Leveled Logging

One of the recent updates to selfster was integrating a logging library. The goal was to get the foundations implemented and leave room for more iteration as needs become more concrete. Another goal was to restrict the total dependencies and API surface area to a minimum. Libraries like logrus, zap, and glog are good tools, but also a lot. Logrus is one of the first structured logging libraries in go and follows an older style where it’s mostly a big leveled extension to the log package. Zap adds some explicit structure but also is built to integrate with much more hyper-scale like environments, including some ergonomics being discouraged for performance. There is lots to think through before picking a tool so let’s take a step back and look at our needs.

Leveled Logging

Dave Cheney boils down, in slightly hyperbolic fashion, that logging is for two things

I believe that their are only two things you should log:

  1. Things that developers care about when they are developing or debugging software.
  2. Things that users care about when using your software

The thesis there is that you only need two levels, INFO for users/operators and DEBUG for developers. I agree with this in essence, but I stand by that you still need at least ERROR to better filter the log stream for important messages. The real kicker is recognizing that no one is going to read your logs unless something is broken. So only log what matters. As far as pre-filtering, you shouldn’t be allowed to set the minimum level any higher than INFO, that I’ll agree with. As the 12 Factor app states,

A twelve-factor app never concerns itself with routing or storage of its output stream

and

each running process writes it’s event stream, unbuffered, to stdout

Basically filtering, routing, and storing logs is an external tool’s job, not the app itself. So in that environment, you may still benefit from an error level as a quick incident heuristic, but shouldn’t be able to only log errors. Similarly all the intermediate levels, like Warn, Critical, Trace, Debug-2, are all silliness.

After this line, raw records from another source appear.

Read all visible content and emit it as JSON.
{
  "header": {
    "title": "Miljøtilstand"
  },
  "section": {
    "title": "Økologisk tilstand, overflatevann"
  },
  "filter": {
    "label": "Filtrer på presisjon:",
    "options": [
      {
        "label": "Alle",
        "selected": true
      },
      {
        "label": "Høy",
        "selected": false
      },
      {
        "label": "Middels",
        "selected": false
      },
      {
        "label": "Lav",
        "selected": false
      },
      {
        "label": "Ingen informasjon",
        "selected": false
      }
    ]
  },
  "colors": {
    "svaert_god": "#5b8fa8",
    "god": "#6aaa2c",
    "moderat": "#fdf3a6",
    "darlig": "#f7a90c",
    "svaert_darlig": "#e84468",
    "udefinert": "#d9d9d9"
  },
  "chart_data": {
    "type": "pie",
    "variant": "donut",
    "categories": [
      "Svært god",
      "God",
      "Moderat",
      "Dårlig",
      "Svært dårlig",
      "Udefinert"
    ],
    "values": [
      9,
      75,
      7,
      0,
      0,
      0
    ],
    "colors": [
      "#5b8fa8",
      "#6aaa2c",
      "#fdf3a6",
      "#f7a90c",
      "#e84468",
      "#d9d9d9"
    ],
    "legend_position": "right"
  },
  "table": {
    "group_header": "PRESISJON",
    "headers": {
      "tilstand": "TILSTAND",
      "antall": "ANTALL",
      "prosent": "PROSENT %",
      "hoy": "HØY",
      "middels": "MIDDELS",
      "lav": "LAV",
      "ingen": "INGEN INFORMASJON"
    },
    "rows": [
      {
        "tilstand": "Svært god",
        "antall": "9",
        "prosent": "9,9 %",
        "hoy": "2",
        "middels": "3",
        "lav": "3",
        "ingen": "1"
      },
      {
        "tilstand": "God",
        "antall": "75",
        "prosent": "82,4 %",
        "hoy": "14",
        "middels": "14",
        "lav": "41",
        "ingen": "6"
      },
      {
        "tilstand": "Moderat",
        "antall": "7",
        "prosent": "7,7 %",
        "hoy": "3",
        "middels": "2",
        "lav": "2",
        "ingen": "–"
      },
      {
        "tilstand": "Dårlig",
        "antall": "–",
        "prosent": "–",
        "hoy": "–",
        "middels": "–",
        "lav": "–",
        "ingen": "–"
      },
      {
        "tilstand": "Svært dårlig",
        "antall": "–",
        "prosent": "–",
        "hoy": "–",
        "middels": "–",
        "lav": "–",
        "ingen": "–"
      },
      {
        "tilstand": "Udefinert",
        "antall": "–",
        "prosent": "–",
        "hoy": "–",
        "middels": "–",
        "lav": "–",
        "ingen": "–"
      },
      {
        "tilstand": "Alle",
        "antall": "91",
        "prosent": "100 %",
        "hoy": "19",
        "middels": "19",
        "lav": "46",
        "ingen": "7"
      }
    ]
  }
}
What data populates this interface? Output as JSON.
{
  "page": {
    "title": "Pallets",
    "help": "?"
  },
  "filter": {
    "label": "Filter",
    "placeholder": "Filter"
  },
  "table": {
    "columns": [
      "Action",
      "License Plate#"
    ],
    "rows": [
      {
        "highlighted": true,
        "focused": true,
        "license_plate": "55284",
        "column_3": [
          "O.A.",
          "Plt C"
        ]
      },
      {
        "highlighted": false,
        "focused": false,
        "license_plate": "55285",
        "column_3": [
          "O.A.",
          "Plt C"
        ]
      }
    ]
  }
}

So we do want levels, just not many. Next we want some way to define multiple fields for logs so we can give better context for messages.

Structured Logging

Structured logging defines a standard multi-field format for logs. This allows the logs to be treated more like events in a stream instead of unstructured text. With a defined structure we can enable other applications to read, filter, aggregate and act on the log stream. Some basic fields might be

  1. Timestamp
  2. Level
  3. Message

From there we can expand based on the use case. For an http server request logger, we might add

  1. IP address
  2. Request ID
  3. Path
  4. Status Code
  5. Latency

The actual output format can be fields separated by white-space, JSON, XML or any other suitable format. The trick is how to handle field types, grouping and nesting attributes, and setting attributes that are shared between multiple log calls. As an example, let’s take a request scoped logger. This logger might be a clone of the default process logger. We will need to add some basic context as the request starts its handler sequence that will be shared throughout the request’s lifetime. We add a request ID to the logger at the start of the handler chain. Now every subsequent handler can pull out the request logger and log something and it will also contain the request ID. Now In the log stream, even if request logs are interleaved, you can construct a time-ordered view with a simple grep call. On the return path the logger handler can get info about the request and response to log the request as handled while still sharing the same context. Request IDs should be ordinal. That way you can get useful metrics about requests per hour right from the logs.

Implementation

The implementation strategy I have ultimately started with here is use the proposed standard library package slog. At the time of implementation this was still experimental. It covered the needs of selfster without making assumptions about environment, has just enough features, and strives to be as performant as possible. It draws a lot of inspiration from zap and zerolog while being somewhere in-between in terms of features. The logging library itself will be wrapped with an internal interface to help control use patterns in the application and allow easier replacement with the backing library if needed. Since integration in the project, go 1.21 introduced slog as part of the standard lib

An interesting thing that you get with request scoped logging is a pretty cheap method of extracting 4 golden monitoring signals.

  • Latency as measured per request
  • Errors by having a consistent pattern for error responses, like logging at ERROR level.
  • Traffic by using ordered request ids. You can find out how many requests happened in the last hour by subtracting the most recent request ID from one at most from an hour ago.
  • The 99th percentile over a small window can indicate saturation.

last-modified: 2023-09-27 15:23 CDT